Короче, я думаю, – продолжал Алимпий, – если этому Сбаричу от тебя письмишко придет, где будет: так, мол, и так, знаю все твои обстоятельства, оттого и благословляю, сын мой, на возвращение в лоно официальной церкви, – ты, Коля, невесть сколько христианских душ спасешь. – И закончил: – Ведь мучеников уже довольно, кому-то можно и льготу дать”.
“Отец, – говорила Электра, – подумал-подумал и сказал, чтобы принесли бумагу. А дальше, каким способом письмо доставили Игнатию, можно только догадываться, но уже через сутки Сбарич собственной персоной был в Перми.
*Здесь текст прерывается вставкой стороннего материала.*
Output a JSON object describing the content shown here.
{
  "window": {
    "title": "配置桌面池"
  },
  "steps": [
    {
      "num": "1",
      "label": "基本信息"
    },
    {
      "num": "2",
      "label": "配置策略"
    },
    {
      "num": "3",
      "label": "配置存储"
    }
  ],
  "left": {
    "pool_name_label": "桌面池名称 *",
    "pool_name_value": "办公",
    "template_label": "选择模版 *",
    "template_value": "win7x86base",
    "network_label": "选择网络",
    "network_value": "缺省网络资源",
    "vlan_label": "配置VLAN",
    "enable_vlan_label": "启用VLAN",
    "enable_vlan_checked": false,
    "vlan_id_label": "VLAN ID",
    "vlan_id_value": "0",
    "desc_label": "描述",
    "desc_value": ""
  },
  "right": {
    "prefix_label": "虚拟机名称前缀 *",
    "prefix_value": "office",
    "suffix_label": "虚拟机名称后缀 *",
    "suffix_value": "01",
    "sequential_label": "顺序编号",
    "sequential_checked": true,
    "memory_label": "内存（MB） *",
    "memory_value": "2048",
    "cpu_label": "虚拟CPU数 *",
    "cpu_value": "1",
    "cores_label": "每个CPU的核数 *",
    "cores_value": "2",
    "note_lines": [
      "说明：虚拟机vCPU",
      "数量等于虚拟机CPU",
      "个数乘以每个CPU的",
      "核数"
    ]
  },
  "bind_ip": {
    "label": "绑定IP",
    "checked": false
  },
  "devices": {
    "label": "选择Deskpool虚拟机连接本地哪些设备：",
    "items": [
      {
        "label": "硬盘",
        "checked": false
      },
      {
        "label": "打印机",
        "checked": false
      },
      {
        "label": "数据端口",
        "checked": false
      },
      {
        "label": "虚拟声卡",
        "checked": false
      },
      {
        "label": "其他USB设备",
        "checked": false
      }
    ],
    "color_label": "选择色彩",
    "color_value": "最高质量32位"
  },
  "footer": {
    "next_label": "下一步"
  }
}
Как только митрополиту доложили, что Игнатий прибыл, Алимпий вышел в приемную, очень ласково с ним поздоровался, но не остался, попросил монашка, чтобы шофер подогнал к крыльцу машину, и, сославшись на дела, уехал. Было ясно, что он понимает, что отцу и Сбаричу надо много о чем переговорить, не хочет мешать.
Едва они остались вдвоем, Игнатий бросился целовать отцу руки, хотел и вовсе опуститься на колени, но отец подобные вещи не любил, как мог остановил. Устроившись за тем же столом, отец слушал, а Сбарич рассказывал, что было с ним за эти двадцать лет; понятно, что то и дело разговор возвращался к Тайшетской зоне, которая их свела. Одного за другим вспоминали отбывавших с ними срок, кого уже не было на свете, налив рюмку, поминали.
Чаще других разговор возвращался к их товарищу по несчастью – киевскому поэту, который так и не дождался свободы: всё, что осталось от бедняги, – несколько стихотворений, чуть больше разрозненных строк и строчек. Тогда в лагере, едва его тело отнесли в морг, они, всё еще надеясь, что стихи записаны, перерыли пенатовские шмотки, добрались до самых укромных тайников и заначек, но единственное, что отыскалось, – пять страничек с планом реорганизации издательства «Рiдный край», в котором он работал до ареста и куда мечтал вернуться после освобождения. Стихов никаких не было, не было ни одной строки.
Сейчас здесь, за богатым столом, Жестовский и Сбарич, помогая один другому, вспоминали, как он ходил вместе с ними от барака к бараку и читал то, что сочинил за последнюю неделю. Общими усилиями восстановили еще с десяток стихотворений, радуясь, по очереди читали их друг другу. Но дальше дело встало.